What made the difference
Three things turned anxiety into a clear path. First, getting their finance sorted before they fell in love with a house, so they never again risked offering on something they could not fund. Second, understanding the schemes available to them — the KiwiSaver first-home withdrawal and the grant they checked eligibility for — instead of assuming the door was closed. Third, doing proper due diligence with a LIM, a building report and a lawyer, and making their offer conditional, so the decision was based on facts rather than fear of missing out.

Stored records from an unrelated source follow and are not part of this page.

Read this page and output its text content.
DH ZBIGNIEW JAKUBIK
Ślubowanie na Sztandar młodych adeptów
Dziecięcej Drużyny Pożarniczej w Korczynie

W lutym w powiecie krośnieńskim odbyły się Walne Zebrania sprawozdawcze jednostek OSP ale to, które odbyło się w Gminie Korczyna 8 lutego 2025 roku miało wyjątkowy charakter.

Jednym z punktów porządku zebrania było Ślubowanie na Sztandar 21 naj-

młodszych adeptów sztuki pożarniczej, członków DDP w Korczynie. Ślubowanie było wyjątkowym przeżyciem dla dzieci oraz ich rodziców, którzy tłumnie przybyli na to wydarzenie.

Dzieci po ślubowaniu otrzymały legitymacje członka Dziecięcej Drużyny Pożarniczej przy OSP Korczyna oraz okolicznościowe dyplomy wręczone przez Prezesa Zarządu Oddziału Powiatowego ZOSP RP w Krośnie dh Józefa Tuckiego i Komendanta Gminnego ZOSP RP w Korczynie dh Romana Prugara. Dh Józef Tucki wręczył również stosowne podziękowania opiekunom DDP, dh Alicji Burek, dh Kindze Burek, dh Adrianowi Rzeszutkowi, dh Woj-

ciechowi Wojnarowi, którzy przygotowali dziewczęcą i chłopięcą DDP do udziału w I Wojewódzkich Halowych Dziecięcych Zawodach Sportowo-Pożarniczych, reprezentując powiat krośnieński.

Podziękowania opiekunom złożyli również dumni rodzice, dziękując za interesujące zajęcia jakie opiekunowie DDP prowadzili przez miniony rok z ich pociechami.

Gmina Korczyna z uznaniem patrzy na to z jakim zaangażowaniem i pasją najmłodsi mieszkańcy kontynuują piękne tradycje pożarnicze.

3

Underpinning all of it was having the right licensed professionals matched to them for free, so they were never navigating alone or paying for introductions. The emotional shift mattered too: once they had a plan and people on their side, the market stopped feeling like a threat and started feeling like a path to a home of their own.
What you can take from it
If you are a first-home buyer feeling the same way, the lesson from this illustrative story is to take the steps in the right order. Get your KiwiSaver and deposit position clear, talk to a mortgage adviser and get pre-approval before you shop, learn the process in plain English, and never skip the LIM, building report and legal review. Make your offer conditional where you can, so you stay protected. None of this requires you to already be an expert; it just requires the right people in your corner at the right moment. Maifang is free, independent and no-obligation, and can match you with a mortgage adviser and the other licensed professionals you will need, so your own first-home journey can be as calm and confident as this one was.
In plain English: An illustrative first-home couple sorted their KiwiSaver and deposit, got pre-approval through a matched mortgage adviser, did their LIM and building checks with a lawyer, made a conditional offer, and settled with confidence. The order of the steps, not luck, made the difference.